Dziennikarz "Gazety Wyborczej", która jako pierwsza opisała tę sprawę, odwiedził tę rodzinę, by móc poznać racje niedawnych opiekunów Ani. - Kierowaliśmy się opinią lekarzy i dobrem dwójki naszych własnych dzieci. Ja chyba w ogóle nie chcę się wypowiadać - stwierdziła kobieta przez uchylone drzwi.
"Mama? Byleby kochała"
Chociaż Ania nikogo nie obwinia o tę sytuację, to jednak tęskni.

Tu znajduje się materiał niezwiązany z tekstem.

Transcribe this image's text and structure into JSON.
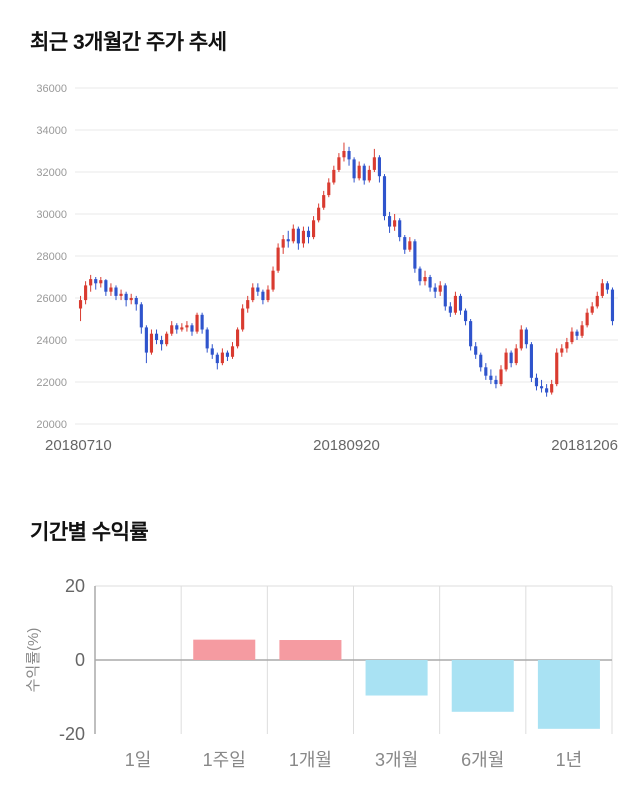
{
  "page": {
    "background": "#ffffff"
  },
  "chart_data": [
    {
      "type": "candlestick",
      "title": "최근 3개월간 주가 추세",
      "xlabel": "",
      "ylabel": "",
      "ylim": [
        20000,
        36000
      ],
      "y_ticks": [
        36000,
        34000,
        32000,
        30000,
        28000,
        26000,
        24000,
        22000,
        20000
      ],
      "x_labels": [
        "20180710",
        "20180920",
        "20181206"
      ],
      "grid": true,
      "legend": "none",
      "up_color": "#d93b30",
      "down_color": "#2f54cc",
      "grid_color": "#e8e8e8",
      "tick_color": "#999999",
      "x_label_color": "#666666",
      "candles_ohlc": [
        [
          25500,
          26100,
          24900,
          25900
        ],
        [
          25900,
          26800,
          25700,
          26600
        ],
        [
          26600,
          27100,
          26300,
          26900
        ],
        [
          26900,
          27000,
          26400,
          26700
        ],
        [
          26700,
          27000,
          26500,
          26850
        ],
        [
          26850,
          26900,
          26100,
          26300
        ],
        [
          26300,
          26700,
          26100,
          26500
        ],
        [
          26500,
          26600,
          25900,
          26100
        ],
        [
          26100,
          26400,
          25900,
          26200
        ],
        [
          26200,
          26300,
          25600,
          25900
        ],
        [
          25900,
          26200,
          25700,
          26000
        ],
        [
          26000,
          26100,
          25400,
          25700
        ],
        [
          25700,
          25800,
          24300,
          24600
        ],
        [
          24600,
          24700,
          22900,
          23400
        ],
        [
          23400,
          24500,
          23300,
          24300
        ],
        [
          24300,
          24500,
          23800,
          24000
        ],
        [
          24000,
          24200,
          23500,
          23800
        ],
        [
          23800,
          24400,
          23700,
          24300
        ],
        [
          24300,
          24900,
          24200,
          24700
        ],
        [
          24700,
          24800,
          24300,
          24500
        ],
        [
          24500,
          24800,
          24400,
          24600
        ],
        [
          24600,
          24900,
          24400,
          24700
        ],
        [
          24700,
          24800,
          24200,
          24400
        ],
        [
          24400,
          25300,
          24300,
          25200
        ],
        [
          25200,
          25300,
          24300,
          24500
        ],
        [
          24500,
          24600,
          23400,
          23600
        ],
        [
          23600,
          23800,
          23100,
          23300
        ],
        [
          23300,
          23400,
          22600,
          22900
        ],
        [
          22900,
          23600,
          22800,
          23400
        ],
        [
          23400,
          23500,
          23000,
          23200
        ],
        [
          23200,
          23900,
          23100,
          23700
        ],
        [
          23700,
          24600,
          23600,
          24500
        ],
        [
          24500,
          25700,
          24400,
          25500
        ],
        [
          25500,
          26100,
          25300,
          25900
        ],
        [
          25900,
          26700,
          25800,
          26500
        ],
        [
          26500,
          26700,
          26100,
          26300
        ],
        [
          26300,
          26400,
          25700,
          25900
        ],
        [
          25900,
          26600,
          25800,
          26400
        ],
        [
          26400,
          27500,
          26300,
          27300
        ],
        [
          27300,
          28600,
          27200,
          28400
        ],
        [
          28400,
          29000,
          28100,
          28800
        ],
        [
          28800,
          29200,
          28400,
          28700
        ],
        [
          28700,
          29500,
          28600,
          29300
        ],
        [
          29300,
          29400,
          28300,
          28600
        ],
        [
          28600,
          29400,
          28400,
          29200
        ],
        [
          29200,
          29400,
          28600,
          28900
        ],
        [
          28900,
          29900,
          28800,
          29700
        ],
        [
          29700,
          30500,
          29600,
          30300
        ],
        [
          30300,
          31100,
          30200,
          30900
        ],
        [
          30900,
          31700,
          30800,
          31500
        ],
        [
          31500,
          32300,
          31400,
          32100
        ],
        [
          32100,
          32900,
          32000,
          32700
        ],
        [
          32700,
          33400,
          32500,
          33000
        ],
        [
          33000,
          33200,
          32300,
          32600
        ],
        [
          32600,
          32700,
          31500,
          31700
        ],
        [
          31700,
          32500,
          31600,
          32300
        ],
        [
          32300,
          32400,
          31400,
          31600
        ],
        [
          31600,
          32300,
          31500,
          32100
        ],
        [
          32100,
          33100,
          32000,
          32700
        ],
        [
          32700,
          32800,
          31500,
          31800
        ],
        [
          31800,
          31900,
          29700,
          29900
        ],
        [
          29900,
          30100,
          29100,
          29400
        ],
        [
          29400,
          30000,
          29200,
          29700
        ],
        [
          29700,
          29800,
          28700,
          28900
        ],
        [
          28900,
          29000,
          28100,
          28300
        ],
        [
          28300,
          28900,
          28200,
          28700
        ],
        [
          28700,
          28800,
          27200,
          27400
        ],
        [
          27400,
          27500,
          26600,
          26800
        ],
        [
          26800,
          27300,
          26600,
          27000
        ],
        [
          27000,
          27100,
          26300,
          26500
        ],
        [
          26500,
          26700,
          26000,
          26300
        ],
        [
          26300,
          26800,
          26100,
          26600
        ],
        [
          26600,
          26700,
          25400,
          25600
        ],
        [
          25600,
          25800,
          25100,
          25300
        ],
        [
          25300,
          26300,
          25200,
          26100
        ],
        [
          26100,
          26200,
          25200,
          25400
        ],
        [
          25400,
          25500,
          24700,
          24900
        ],
        [
          24900,
          25000,
          23500,
          23700
        ],
        [
          23700,
          23900,
          23100,
          23300
        ],
        [
          23300,
          23400,
          22500,
          22700
        ],
        [
          22700,
          22900,
          22100,
          22300
        ],
        [
          22300,
          22600,
          21900,
          22100
        ],
        [
          22100,
          22300,
          21700,
          21900
        ],
        [
          21900,
          22800,
          21800,
          22600
        ],
        [
          22600,
          23600,
          22500,
          23400
        ],
        [
          23400,
          23500,
          22700,
          22900
        ],
        [
          22900,
          23800,
          22800,
          23600
        ],
        [
          23600,
          24700,
          23500,
          24500
        ],
        [
          24500,
          24600,
          23600,
          23800
        ],
        [
          23800,
          23900,
          22000,
          22200
        ],
        [
          22200,
          22400,
          21600,
          21800
        ],
        [
          21800,
          22100,
          21500,
          21700
        ],
        [
          21700,
          21900,
          21300,
          21500
        ],
        [
          21500,
          22100,
          21400,
          21900
        ],
        [
          21900,
          23600,
          21800,
          23400
        ],
        [
          23400,
          23800,
          23200,
          23600
        ],
        [
          23600,
          24100,
          23400,
          23900
        ],
        [
          23900,
          24600,
          23800,
          24400
        ],
        [
          24400,
          24500,
          24000,
          24200
        ],
        [
          24200,
          24900,
          24100,
          24700
        ],
        [
          24700,
          25500,
          24600,
          25300
        ],
        [
          25300,
          25800,
          25200,
          25600
        ],
        [
          25600,
          26300,
          25500,
          26100
        ],
        [
          26100,
          26900,
          26000,
          26700
        ],
        [
          26700,
          26800,
          26200,
          26400
        ],
        [
          26400,
          26500,
          24700,
          24900
        ]
      ]
    },
    {
      "type": "bar",
      "title": "기간별 수익률",
      "xlabel": "",
      "ylabel": "수익률(%)",
      "categories": [
        "1일",
        "1주일",
        "1개월",
        "3개월",
        "6개월",
        "1년"
      ],
      "values": [
        0,
        5.5,
        5.4,
        -9.6,
        -14.0,
        -18.6
      ],
      "ylim": [
        -20,
        20
      ],
      "y_ticks": [
        20,
        0,
        -20
      ],
      "grid": true,
      "legend": "none",
      "positive_color": "#f59ba1",
      "negative_color": "#a9e2f3",
      "axis_color": "#aaaaaa",
      "grid_color": "#dddddd",
      "tick_color": "#666666",
      "category_color": "#888888"
    }
  ]
}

Jak przyznaje jej obecna opiekunka z ośrodka adopcyjnego, dziewczynka w zabawie nadaje lalkom imiona członków tej rodziny.

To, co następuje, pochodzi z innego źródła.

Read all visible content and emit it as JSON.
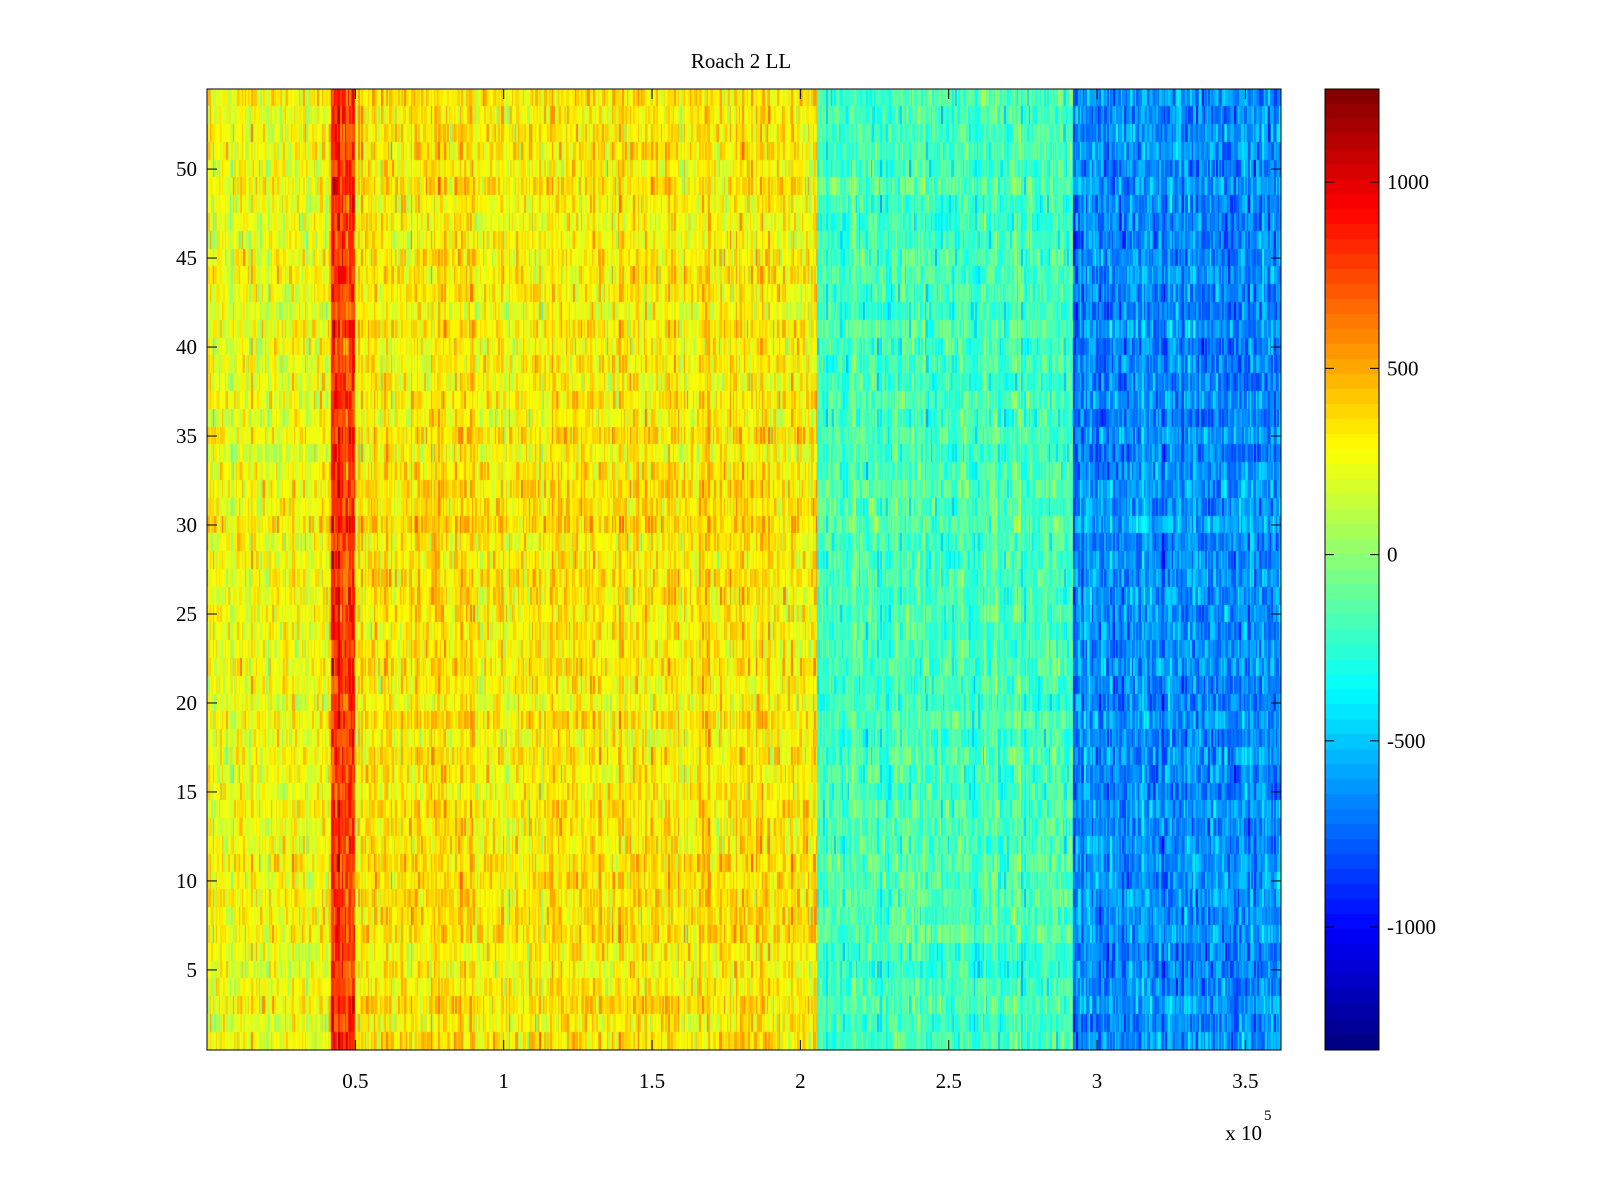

Na pytanie, jaka jest jej wymarzona rodzina, odpowiada krótko: - Żeby kochała.
"Ślad na całe życie"
Obecna tymczasowa opiekunka Ani, Joanna Bednarczyk tłumaczy, że "żadne dziecko nie jest chodzącym złem". - A trzeba pamiętać, że jest to dziecko zranione, zostawione, więc ciężko jej bardzo zaufać nowym osobom, szczególnie dorosłym - mówi. Wyjaśnia też, że w takiej sytuacji dzieci zazwyczaj mają opór przed dorosłymi.
Trzeba pamiętać, że jest to dziecko zranione, zostawione, więc ciężko jej bardzo zaufać nowym osobom, szczególnie dorosłym. Anna Bednarczyk
W opinii psycholog Magdaleny Delipacy, sytuacja ta odciśnie ślad na psychice Ani. - Ślad zdecydowanie wielki, i niewątpliwie taki, który będzie miał znaczenie w jej całym życiu. Jest to forma porzucenia - komentuje psycholog.
Bez konsekwencji
Każda rodzina zastępcza ma prawo rozwiązać się z różnych powodów, bez ponoszenia jakichkolwiek konsekwencji.
- Ale jest coś takiego jak własne sumienie, własne podejście do tej sytuacji. Sam fakt, że oni rezygnują z tej rodziny zastępczej - nie możemy nic z tym zrobić - przyznaje dyrektor Rogowska.
Teraz - dzięki nowym przepisom - sytuacja takich rodzin być może wreszcie się zmieni. Właśnie weszła w życie Ustawa o wspieraniu rodziny i systemie pieczy zastępczej, która wprowadza m.in. rodziny pomocowe i koordynatorów pieczy zastępczej.